When confronted with culture clash, Don Draper sides with superior marketing. Megan calls Don cynical for his ability to shrug off the shambles that was the 1968 Democratic National Convention based on whether or not its failures took place during prime time. But it's not cynicism, it's professionalism: He knows what sells. When Mayor Daley unleashed the Chicago Police on the protestors in full view of the nation's news media, that's when Don's horror became real. I couldn't help but think that when he heard the protestors chanting "THE WHOLE WORLD IS WATCHING," he recognized superior copywriting when he saw it.
And as the teargas wafted through the air, Don's first thought was of his old nemesis Conrad Hilton with his face in a wet handkerchief in the Chicago Hilton's fanciest suite, because for Don, political behavior and professional behavior are the same where it counts. "We believe in the wholesomeness of both your intentions and your products," he tellingly tells the breakfast-drink suits.
Don's challenge in "A Tale of Two Cities," a John Slattery-directed episode that broadcasts its binary intentions from the title on down, is to maintain that flexibility--the knack for selecting the more effective of two options. In some cases this is quite literal: Should Avon go groovy to woo hippies who probably don't even wear make-up, or can they go nostalgic on purpose without looking like they're old-fashioned by accident? Can SCDPCGC convince a breakfast-drink company that its products are for adults and therefore not in competition with Life Cereal, eaten by kids? Life is for kids: ha, the moral of the story is hiding in plain sight.

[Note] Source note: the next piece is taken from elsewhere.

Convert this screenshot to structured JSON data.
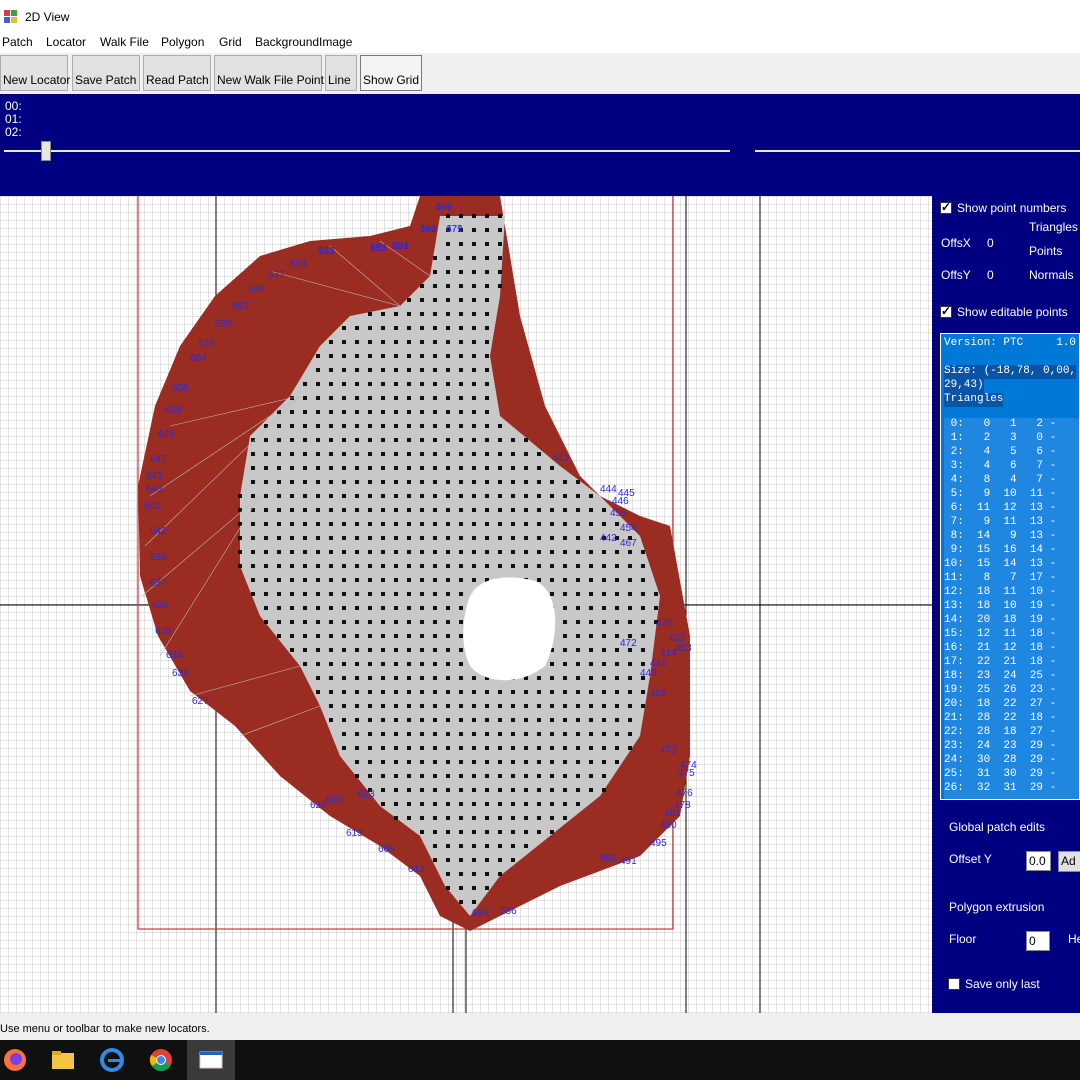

Take Jim Cutler, who's switched off his ability to empathize with others like it's his hi-fi after the new Herb Alpert LP stops playing. Confronted with Ginsberg's characteristically hyperbolic condemnation of contemporary American society -- fascist this and "I am become death" that -- Cutler's instinct is to fire not only Ginsberg, hypocritical hippie that he is, but the rest of his department. It takes Ted to point out that Ginsberg is "lightning in a bottle," a true talent Cutler can't afford to lose just because Ginsberg gave him a hard time. Only after Cutler deliberately torches a client relationship does he get this out of his system, reinforcing the CGC half of the company via its proxy Bob Benson, but setting up a potentially damaging conflict down the line.
Cutler's SCPD doppelganger Roger, despite his proficiency with the acid that the kids are all into these days, similarly struggles with the new breed – or in his case, the old breed, his ex-wife Jane's cousin Danny, now a miniature mogul in full late-'60s El Lay regalia. Roger loves nothing more than kicking people he thinks are down, and sees his chance encounter with this failed adman as a chance to "fire Burt Peterson all over again" all over again. He's therefore unprepared when Daniel comes back swinging, literally and figuratively. The desire to make a whippersnapper look bad costs Roger both a shot at a Warner Bros. bigwig and the chance to breathe comfortably for a half hour or so. (Unsurprisingly, Roger's ideal acid-revealed self is an actual child.)
In a weird way, Joan Holloway Harris, of all people, shows us the shortcomings of the opposite side of the argument. She goes back as far as anyone on the show, but she's new to power, and it shows. Justifiably hungry for the chance to earn something on her own, she spurns not only Pete Campbell's attempt to steal it out from under her, but even Peggy's experience and expertise. As Peggy herself points out, their roles are now reversed from when Peggy was a green young secretary and Joan was king of the mountain; only a timely intervention from Peggy saves Joan from wilting beneath Ted and Pete's scrutiny. No wonder Joan's so visibly saddened by the coordinated police assault on protestors (back when that sort of thing still had the power to shock the American conscience): She too felt powerless before the wrath of the old guard.
Don's hash-fueled reverie at the end of the ep was both comical and nightmarish because it presented with with the old guard's vision of the new regime, and showed how difficult it could be for him to navigate it even then. That party was, frankly, a TV-show version of such things: hairstyles out of Austin Powers, hookahs, bikinis, peace signs. Compared to the squalor of the squat in the Village where Betty looked for Sally's friend in the pilot, this was a '60s-themed Halloween party. My theory? This was a deliberate choice by the filmmakers -- old-fashioned on purpose rather than by accident, in Peggy's parlance.
How much more unnerving is it to see Don come up short even in this Dragnet drug-episode simulacrum of the counterculture? How much more troubling to see him conjure up a pliant, pregnant Megan? How much more frightening for his unconscious to maim and murder the young soldier he befriended in the pilot, before that soldier warns him his own death won't be nearly so pretty? Don doesn't succumb to this Hollywood Babylon -- Roger literally saves him from himself, and has the wet dress shirt to prove it. But the culture clash nearly killed him, and the question asked by the Carnation executive earlier in the episode still hangs in the air: "What if we were to say we find the conflict unresolvable?"